Bob's wife Corinne was also a veteran of the culture wars, a dutiful social reformer, former head of an impressive women's organization, and recognized figure on the front lines and at the barricades of abortion, abuse, and male privilege, but had given it all up in early retirement, turned to lesser concerns - book clubs, Pilates, and cooking classes - and had quietly but insistently asked Bob to reconsider his monastic tastes and spruce the place up. 'God knows', she said to him over breakfast one day, 'it wants a bit of color'.
The Muzelles did not get out much, only to see friends, but for Corinne those dour, unhappy meals were worse than staying home. Bob's idea of a good time was talking about the worker and the black man or watching King Lear - the most depressing, downbeat play of the canon, a horrible story of an old man abused by his thankless daughters, left to rant and die on the heath with no solace or refuge. She knew that that type of play suited Bob. On the way home in the car, he could only shake his head in commiserating misery, but contentedly so.
'Things have got to change around here', said Corinne one day, sick and tired of their miserable, sunless life. For years she had supported, gone along with, and put up with it; but now, the time had come to shift gears and head to Florida.
'What?', replied Bob incredulously. 'Florida? For God's sake, anyplace but', and with that he turned the page of Sartre's Being and Nothingness and turned off the light.
Yet Corinne was serious, and when Bob walked in the next day and smelled the floral bouquet his wife had arranged on the coffee table, he said, 'This is not funeral home, Corinne'; but to her it was, for she couldn't resist the irony - flowers he hated disrupting the morose sanctity of the living room.
When Donald Trump got elected a second time, Bob was disconsolate.

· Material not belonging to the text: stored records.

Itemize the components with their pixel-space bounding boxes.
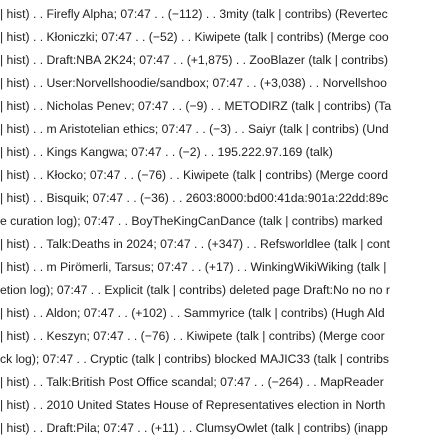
log-entry-text: | hist) . . Talk:Deaths in 2024; 07:47 .…	[0, 237, 390, 251]
log-entry[interactable]: | hist) . . Draft:NBA 2K24; 07:47 . . (+…	[0, 50, 448, 70]
log-entry-text: | hist) . . m Pirömerli, Tarsus; 07:47 .…	[0, 260, 387, 274]
log-entry-text: | hist) . . User:Norvellshoodie/sandbox;…	[0, 76, 387, 90]
log-entry[interactable]: etion log); 07:47 . . Explicit (talk | c…	[0, 280, 448, 300]
log-entry-text: e curation log); 07:47 . . BoyTheKingCan…	[0, 214, 383, 228]
log-entry-text: | hist) . . Bisquik; 07:47 . . (−36) . .…	[0, 191, 389, 205]
log-entry[interactable]: | hist) . . Keszyn; 07:47 . . (−76) . . …	[0, 326, 448, 346]
log-entry-text: | hist) . . Aldon; 07:47 . . (+102) . . …	[0, 306, 385, 320]
log-entry[interactable]: | hist) . . m Pirömerli, Tarsus; 07:47 .…	[0, 257, 448, 277]
log-entry-text: ck log); 07:47 . . Cryptic (talk | contr…	[0, 352, 390, 366]
log-entry-text: | hist) . . Nicholas Penev; 07:47 . . (−…	[0, 99, 392, 113]
log-entry[interactable]: | hist) . . m Aristotelian ethics; 07:47…	[0, 119, 448, 139]
log-entry[interactable]: ck log); 07:47 . . Cryptic (talk | contr…	[0, 349, 448, 369]
log-entry-text: etion log); 07:47 . . Explicit (talk | c…	[0, 283, 390, 297]
log-entry-text: | hist) . . Draft:NBA 2K24; 07:47 . . (+…	[0, 53, 389, 67]
log-entry[interactable]: | hist) . . 2010 United States House of …	[0, 395, 448, 415]
log-entry[interactable]: e curation log); 07:47 . . BoyTheKingCan…	[0, 211, 448, 231]
log-entry[interactable]: | hist) . . Kłoniczki; 07:47 . . (−52) .…	[0, 27, 448, 47]
log-entry[interactable]: | hist) . . Talk:British Post Office sca…	[0, 372, 448, 392]
log-entry[interactable]: | hist) . . Kłocko; 07:47 . . (−76) . . …	[0, 165, 448, 185]
log-entry[interactable]: | hist) . . Nicholas Penev; 07:47 . . (−…	[0, 96, 448, 116]
log-entry[interactable]: | hist) . . Bisquik; 07:47 . . (−36) . .…	[0, 188, 448, 208]
log-entry-text: | hist) . . Firefly Alpha; 07:47 . . (−1…	[0, 7, 388, 21]
log-entry-text: | hist) . . Kings Kangwa; 07:47 . . (−2)…	[0, 145, 333, 159]
log-entry-text: | hist) . . Kłocko; 07:47 . . (−76) . . …	[0, 168, 389, 182]
log-entry-text: | hist) . . 2010 United States House of …	[0, 398, 386, 412]
log-entry-text: | hist) . . Draft:Pila; 07:47 . . (+11) …	[0, 421, 388, 435]
log-entry[interactable]: | hist) . . Kings Kangwa; 07:47 . . (−2)…	[0, 142, 448, 162]
log-entry[interactable]: | hist) . . Draft:Pila; 07:47 . . (+11) …	[0, 418, 448, 438]
log-entry-text: | hist) . . m Aristotelian ethics; 07:47…	[0, 122, 389, 136]
log-entry[interactable]: | hist) . . Talk:Deaths in 2024; 07:47 .…	[0, 234, 448, 254]
log-entry[interactable]: | hist) . . Firefly Alpha; 07:47 . . (−1…	[0, 4, 448, 24]
log-entry-text: | hist) . . Talk:British Post Office sca…	[0, 375, 384, 389]
log-entry[interactable]: | hist) . . Aldon; 07:47 . . (+102) . . …	[0, 303, 448, 323]
log-entry[interactable]: | hist) . . User:Norvellshoodie/sandbox;…	[0, 73, 448, 93]
log-entry-text: | hist) . . Keszyn; 07:47 . . (−76) . . …	[0, 329, 385, 343]
log-entry-text: | hist) . . Kłoniczki; 07:47 . . (−52) .…	[0, 30, 389, 44]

His depressive morosity turned to flaming, hysterical anger - a St. Vitus' dance of rage and insult. 'At least there's that', Corinne mused, glad at least that something spiced things up and put some spark and pizazz in the house; but the more Bob wailed and screamed, banged his fist and head against the wall, the more she worried about his mental state.

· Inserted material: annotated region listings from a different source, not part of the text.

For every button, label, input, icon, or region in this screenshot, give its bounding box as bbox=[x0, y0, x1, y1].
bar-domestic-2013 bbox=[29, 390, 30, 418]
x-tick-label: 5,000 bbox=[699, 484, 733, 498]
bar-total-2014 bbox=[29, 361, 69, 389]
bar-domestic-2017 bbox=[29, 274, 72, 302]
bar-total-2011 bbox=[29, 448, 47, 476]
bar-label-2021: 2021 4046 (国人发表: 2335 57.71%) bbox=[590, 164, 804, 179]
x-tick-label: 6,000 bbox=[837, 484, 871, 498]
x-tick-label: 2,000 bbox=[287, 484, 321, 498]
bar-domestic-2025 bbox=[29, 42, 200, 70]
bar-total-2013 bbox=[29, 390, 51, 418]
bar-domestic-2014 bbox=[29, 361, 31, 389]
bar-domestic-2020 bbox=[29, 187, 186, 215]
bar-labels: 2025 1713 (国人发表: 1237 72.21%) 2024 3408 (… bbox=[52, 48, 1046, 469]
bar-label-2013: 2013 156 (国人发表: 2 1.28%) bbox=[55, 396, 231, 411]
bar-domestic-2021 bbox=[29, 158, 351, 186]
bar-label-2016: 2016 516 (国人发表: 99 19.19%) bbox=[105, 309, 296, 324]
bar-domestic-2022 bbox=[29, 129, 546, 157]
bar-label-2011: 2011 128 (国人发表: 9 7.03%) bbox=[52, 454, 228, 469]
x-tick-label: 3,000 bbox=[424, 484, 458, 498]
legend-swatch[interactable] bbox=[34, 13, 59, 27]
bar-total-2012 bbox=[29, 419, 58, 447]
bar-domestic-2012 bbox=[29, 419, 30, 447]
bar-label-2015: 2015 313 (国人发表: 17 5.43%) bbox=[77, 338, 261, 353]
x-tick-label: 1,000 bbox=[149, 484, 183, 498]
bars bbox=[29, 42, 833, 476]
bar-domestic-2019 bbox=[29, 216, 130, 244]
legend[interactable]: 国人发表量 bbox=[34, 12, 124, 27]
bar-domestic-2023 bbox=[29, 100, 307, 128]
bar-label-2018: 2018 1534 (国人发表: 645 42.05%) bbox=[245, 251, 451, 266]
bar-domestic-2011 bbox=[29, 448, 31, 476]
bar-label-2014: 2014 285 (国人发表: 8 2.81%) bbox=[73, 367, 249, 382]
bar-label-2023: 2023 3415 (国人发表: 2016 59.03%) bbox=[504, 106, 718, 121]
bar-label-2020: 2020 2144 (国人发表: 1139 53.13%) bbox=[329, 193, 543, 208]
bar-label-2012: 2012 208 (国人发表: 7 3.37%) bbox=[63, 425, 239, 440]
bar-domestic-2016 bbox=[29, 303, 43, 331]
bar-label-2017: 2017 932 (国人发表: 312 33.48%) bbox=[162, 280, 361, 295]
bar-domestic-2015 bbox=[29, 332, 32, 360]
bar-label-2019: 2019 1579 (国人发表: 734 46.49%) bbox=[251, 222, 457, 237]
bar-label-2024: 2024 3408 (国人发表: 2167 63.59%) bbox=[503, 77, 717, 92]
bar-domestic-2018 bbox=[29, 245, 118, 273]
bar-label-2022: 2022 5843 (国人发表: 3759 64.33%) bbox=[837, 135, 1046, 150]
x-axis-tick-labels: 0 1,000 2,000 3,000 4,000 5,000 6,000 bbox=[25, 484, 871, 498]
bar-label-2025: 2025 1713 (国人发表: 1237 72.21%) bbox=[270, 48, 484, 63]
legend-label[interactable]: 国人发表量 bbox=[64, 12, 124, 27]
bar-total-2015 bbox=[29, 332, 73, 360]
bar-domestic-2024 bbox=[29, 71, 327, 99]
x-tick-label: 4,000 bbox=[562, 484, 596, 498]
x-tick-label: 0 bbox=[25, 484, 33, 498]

He was clearly going off the rails. This abrupt, unexpected shock would be bad for his heart, jacking his blood pressure and overworking his brain; but nothing she said or did calmed him down, and every morning as he headed out the door, she worried; and one day her fears were realized.
Bob had been picked up by the police in Lafayette Park across from the White House, a ranting, raving lunatic, the arresting officer attested, a threat to himself and to others; and when Corinne went to the station to bail him out, he said he wanted to stay put. Incarceration was too good for him when the black man was suffering indignities not more than five miles from the White House, in chains and subservience in the ghetto.
A good lawyer and a good psychiatrist were called in, and a reasonable denouement of the sad and troubled tale could be told; but wigged out on Thorazine and God knows whatever else to keep him quiet, life in the Bethesda split-level was worse than ever. Perish the thought, but Corinne did think of shipping him off to Green Acres, a private mental facility in Falls Church which cared for the demented. Eventually she did the deed by which time Bob had no idea what was what and was as morosely happy as he could be.